Police force peacefully protesting Bara tribesmen to disperse

Police fire tear gas to disperse 5,000 Bara residents gathered outside governor house in Peshawar.

This photo shows Bara tribesman, social activists staging sit-in outside Governor House in Peshawar along with bodies of the deceased. PHOTO: MUHAMMAD IQBAL/THE EXPRESS TRIBUNE

PESHAWAR:
A large number of people on Wednesday staging a sit-in alongside 15 bodies of their loved ones in front of Governor House in Peshawar were forced to disperse after police resorted to baton charges and firing tear gas, Express News reported.

A delegation of Bara tribal elders were invited in to talk over terms for ending the protest and burying the dead.

The negotiations were reportedly successful, with the governor assuring the tribesmen that those innocent men of Bara in custody will be released, the victims given Rs0.4 million each and a commission formed to probe the murders.

However, late at night, when the delegation of elders returned to the gathered protesters with the demands agreed to, the protesters balked and vowed to continue their sit-in till the government ends an operation in the tribal area.

Soon after, police arrived and forced the protesters to disperse.
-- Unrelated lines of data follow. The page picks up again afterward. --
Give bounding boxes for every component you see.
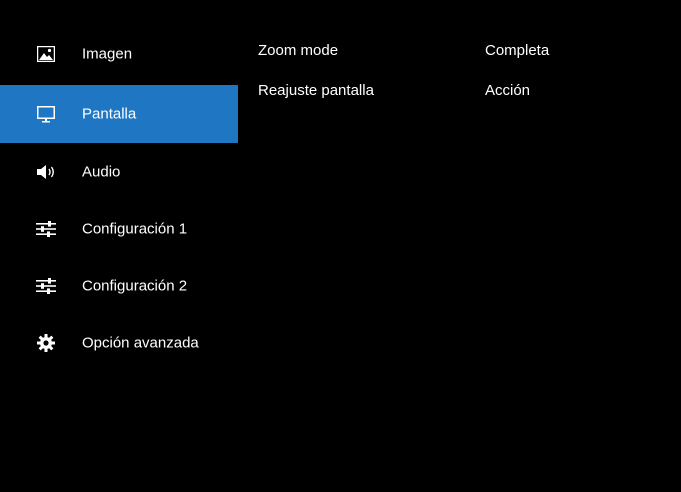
menu-item-label: Audio (82, 163, 121, 180)
menu-item-label: Imagen (82, 45, 133, 62)
menu-item-opcion-avanzada[interactable]: Opción avanzada (0, 314, 238, 371)
sliders-icon (36, 276, 56, 296)
sliders-icon (36, 219, 56, 239)
menu-item-audio[interactable]: Audio (0, 143, 238, 200)
osd-menu: Imagen Pantalla Audio Configuración 1 Co… (0, 0, 681, 492)
setting-row-reajuste-pantalla[interactable]: Reajuste pantalla Acción (258, 82, 681, 122)
menu-item-label: Configuración 2 (82, 277, 188, 294)
setting-row-zoom-mode[interactable]: Zoom mode Completa (258, 42, 681, 82)
picture-icon (36, 44, 56, 64)
menu-item-pantalla[interactable]: Pantalla (0, 85, 238, 143)
menu-item-imagen[interactable]: Imagen (0, 25, 238, 82)
setting-value: Completa (485, 42, 550, 59)
setting-name: Reajuste pantalla (258, 82, 374, 99)
menu-item-label: Configuración 1 (82, 220, 188, 237)
menu-item-label: Opción avanzada (82, 334, 199, 351)
setting-name: Zoom mode (258, 42, 339, 59)
settings-panel: Zoom mode Completa Reajuste pantalla Acc… (258, 42, 681, 122)
menu-item-label: Pantalla (82, 105, 137, 123)
main-menu: Imagen Pantalla Audio Configuración 1 Co… (0, 25, 238, 371)
gear-icon (36, 333, 56, 353)
menu-item-configuracion-2[interactable]: Configuración 2 (0, 257, 238, 314)
monitor-icon (36, 104, 56, 124)
speaker-icon (36, 162, 56, 182)
menu-item-configuracion-1[interactable]: Configuración 1 (0, 200, 238, 257)
setting-value: Acción (485, 82, 531, 99)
Officers fired tear gas and loaded the caskets into trucks and shifted them to a morgue.

Earlier tribesmen gathered outside governor house in Peshawar to protest against killing of their people whose mutilated bodies were recovered from the Bara area of Khyber Agency on Tuesday evening.
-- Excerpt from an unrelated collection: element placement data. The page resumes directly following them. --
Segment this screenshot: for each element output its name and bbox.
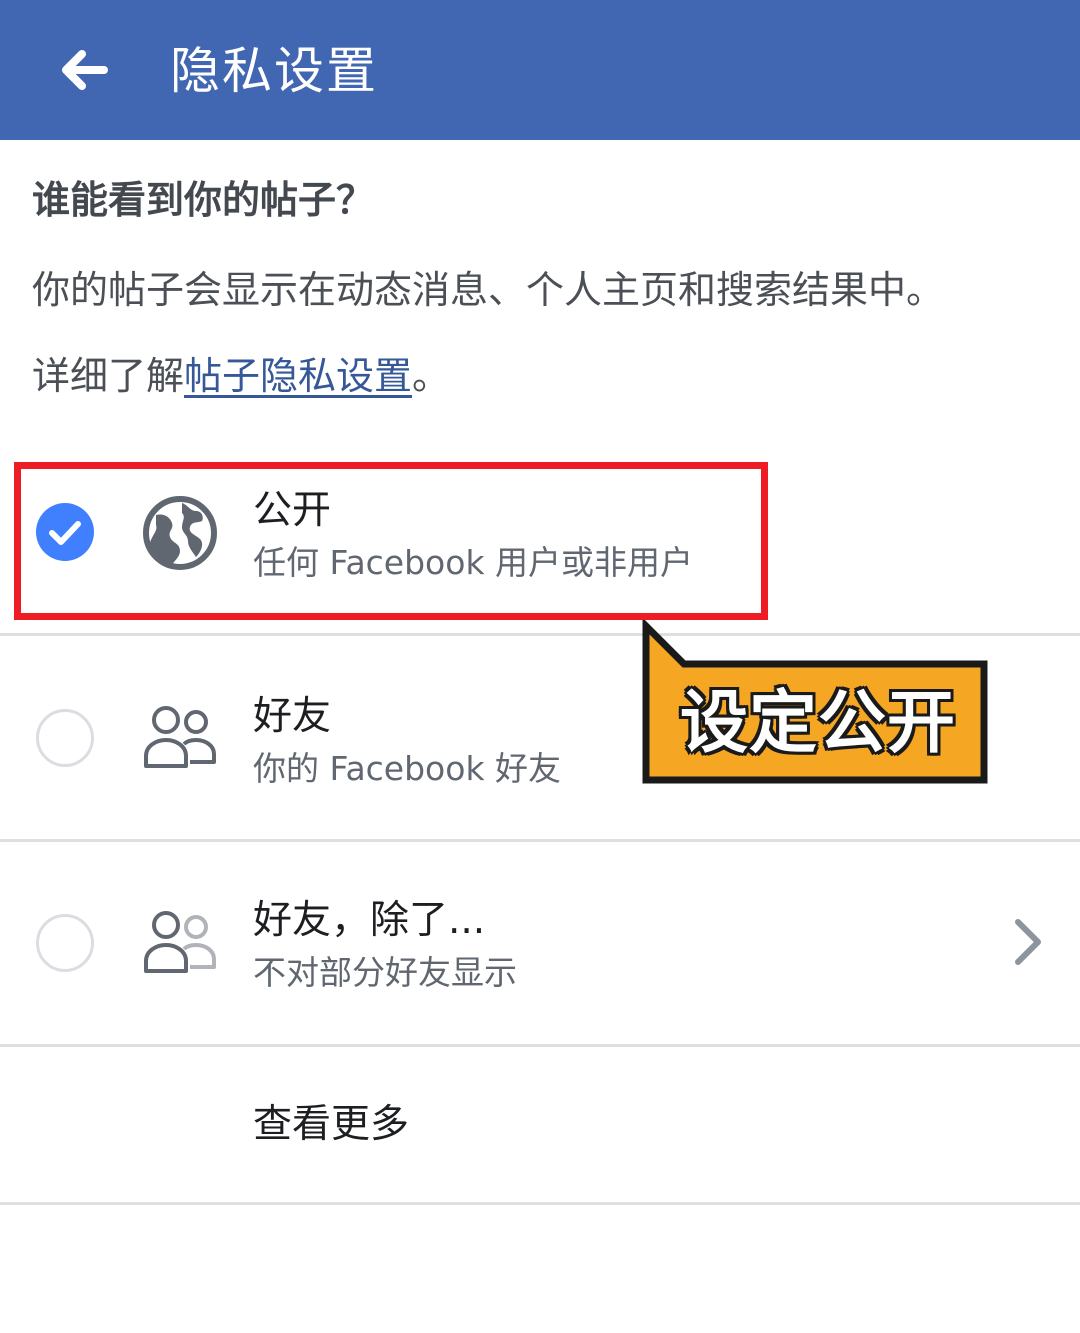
radio-friends[interactable] <box>36 709 94 767</box>
option-friends-except-subtitle: 不对部分好友显示 <box>253 953 517 992</box>
highlight-box <box>14 462 768 620</box>
option-friends-title: 好友 <box>253 694 332 739</box>
section-title: 谁能看到你的帖子？ <box>32 178 375 222</box>
learn-more-line: 详细了解帖子隐私设置。 <box>32 348 450 404</box>
friends-except-icon <box>144 911 216 973</box>
app-header: 隐私设置 <box>0 0 1080 140</box>
callout-label: 设定公开 <box>679 684 956 763</box>
arrow-left-icon[interactable] <box>52 38 116 102</box>
learn-more-prefix: 详细了解 <box>32 354 185 398</box>
option-friends-subtitle: 你的 Facebook 好友 <box>253 749 562 788</box>
divider <box>0 1044 1080 1047</box>
post-privacy-link[interactable]: 帖子隐私设置 <box>184 354 412 398</box>
see-more-button[interactable]: 查看更多 <box>253 1100 409 1150</box>
radio-friends-except[interactable] <box>36 914 94 972</box>
divider <box>0 1202 1080 1205</box>
option-friends-except-title: 好友，除了... <box>253 898 486 943</box>
page-title: 隐私设置 <box>170 42 378 100</box>
section-description: 你的帖子会显示在动态消息、个人主页和搜索结果中。 <box>32 268 945 312</box>
learn-more-suffix: 。 <box>412 354 451 398</box>
friends-icon <box>144 706 216 768</box>
chevron-right-icon[interactable] <box>1008 914 1048 970</box>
The bullet-riddled bodies were found in the Alam Gudar area. The bodies of a woman and two children killed in the incident were not brought to the sit-in.

Reporters and media personnel present on the protest site estimated that around 5,000 people took part in the sit-in on Sher Shah Suri Road, right in front of Governor House.
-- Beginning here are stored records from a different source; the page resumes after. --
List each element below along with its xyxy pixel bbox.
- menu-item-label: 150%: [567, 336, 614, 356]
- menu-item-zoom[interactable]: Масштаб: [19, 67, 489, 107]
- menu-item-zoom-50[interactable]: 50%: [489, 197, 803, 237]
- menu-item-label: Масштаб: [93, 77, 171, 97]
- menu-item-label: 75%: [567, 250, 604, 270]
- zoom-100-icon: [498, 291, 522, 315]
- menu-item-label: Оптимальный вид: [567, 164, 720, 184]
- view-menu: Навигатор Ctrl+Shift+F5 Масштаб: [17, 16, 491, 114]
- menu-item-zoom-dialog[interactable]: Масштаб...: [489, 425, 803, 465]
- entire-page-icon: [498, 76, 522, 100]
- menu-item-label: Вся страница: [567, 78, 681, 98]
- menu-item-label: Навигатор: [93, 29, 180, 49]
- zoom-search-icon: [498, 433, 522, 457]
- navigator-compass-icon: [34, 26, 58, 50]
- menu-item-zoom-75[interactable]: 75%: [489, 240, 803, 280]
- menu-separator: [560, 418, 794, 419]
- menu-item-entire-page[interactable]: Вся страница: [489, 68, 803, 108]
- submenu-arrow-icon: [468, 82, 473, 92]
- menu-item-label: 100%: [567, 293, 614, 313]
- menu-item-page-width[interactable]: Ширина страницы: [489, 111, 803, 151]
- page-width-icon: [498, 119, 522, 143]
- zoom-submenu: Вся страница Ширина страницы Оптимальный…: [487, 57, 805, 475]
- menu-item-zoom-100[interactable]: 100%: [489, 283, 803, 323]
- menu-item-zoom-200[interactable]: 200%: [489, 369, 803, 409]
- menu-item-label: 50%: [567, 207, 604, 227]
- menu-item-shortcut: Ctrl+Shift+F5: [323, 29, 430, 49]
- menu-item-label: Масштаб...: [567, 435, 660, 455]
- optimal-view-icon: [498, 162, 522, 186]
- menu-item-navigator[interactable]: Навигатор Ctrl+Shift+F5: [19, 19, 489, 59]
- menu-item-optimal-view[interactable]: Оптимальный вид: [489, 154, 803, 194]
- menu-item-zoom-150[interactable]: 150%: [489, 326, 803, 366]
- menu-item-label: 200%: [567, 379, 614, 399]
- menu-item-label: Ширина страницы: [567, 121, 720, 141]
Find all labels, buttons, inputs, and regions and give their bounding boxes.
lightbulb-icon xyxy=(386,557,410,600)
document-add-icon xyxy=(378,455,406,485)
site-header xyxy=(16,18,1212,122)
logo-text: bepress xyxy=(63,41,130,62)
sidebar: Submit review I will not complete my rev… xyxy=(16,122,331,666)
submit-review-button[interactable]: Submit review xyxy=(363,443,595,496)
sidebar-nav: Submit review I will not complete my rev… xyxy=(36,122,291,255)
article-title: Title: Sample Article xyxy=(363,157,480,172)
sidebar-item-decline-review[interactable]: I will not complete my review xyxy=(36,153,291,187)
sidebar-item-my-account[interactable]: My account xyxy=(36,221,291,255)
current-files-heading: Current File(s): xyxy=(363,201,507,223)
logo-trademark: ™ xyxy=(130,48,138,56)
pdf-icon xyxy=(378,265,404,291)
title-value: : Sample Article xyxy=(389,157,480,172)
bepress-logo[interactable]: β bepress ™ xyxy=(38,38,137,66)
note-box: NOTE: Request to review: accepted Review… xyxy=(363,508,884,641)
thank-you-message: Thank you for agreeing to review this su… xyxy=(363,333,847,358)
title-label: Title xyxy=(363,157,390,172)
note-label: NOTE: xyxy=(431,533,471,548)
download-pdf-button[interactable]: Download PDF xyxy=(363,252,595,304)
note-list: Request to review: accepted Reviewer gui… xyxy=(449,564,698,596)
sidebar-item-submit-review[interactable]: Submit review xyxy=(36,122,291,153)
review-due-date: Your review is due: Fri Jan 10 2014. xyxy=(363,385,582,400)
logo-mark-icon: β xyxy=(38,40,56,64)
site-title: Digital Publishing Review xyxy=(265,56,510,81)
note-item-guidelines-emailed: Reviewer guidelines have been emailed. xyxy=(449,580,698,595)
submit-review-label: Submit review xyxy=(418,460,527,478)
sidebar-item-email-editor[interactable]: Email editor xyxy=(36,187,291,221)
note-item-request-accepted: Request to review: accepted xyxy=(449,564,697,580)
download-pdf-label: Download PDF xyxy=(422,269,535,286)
Bara tribesmen stage sit-in outside Governor House. PHOTO: MUHAMMAD IQBAL/THE EXPRESS TRIBUNE

The protesters, including family members of the deceased and social activists, chanted slogans against the army and the security agencies stationed in Khyber Agency and blamed them for the killings.

The tribesmen from Bara said that the people killed were not militants but ordinary citizens, who they said were murdered in cold blood by the security agencies.

Express News reported that a scuffle broke out as Senator Hameedullah Jan Afridi attempted to address the sit-in.

The mob attacked the senator by hurling stones and shoes at him. Soon after, a supporter who was accompanying Afridi fired in the air to disperse the mob and the senator was escorted to his car to escape the clash.

The protestors said that they had not seen the senator, who hails from the Bara region, for almost four and a half years. They said that Afridi resided peacefully in Islamabad, while the situation in Bara worsened over the years.

A 12-member delegation has been constituted to negotiate with Khyber-Pakhtunkhwa’s governor. The committee will put forth the demands of the protestors, including ending military offensive in Bara and compensating the heirs.

Correction: An earlier version of the article incorrectly stated that there were 18 bodies at the sit-in instead of 15.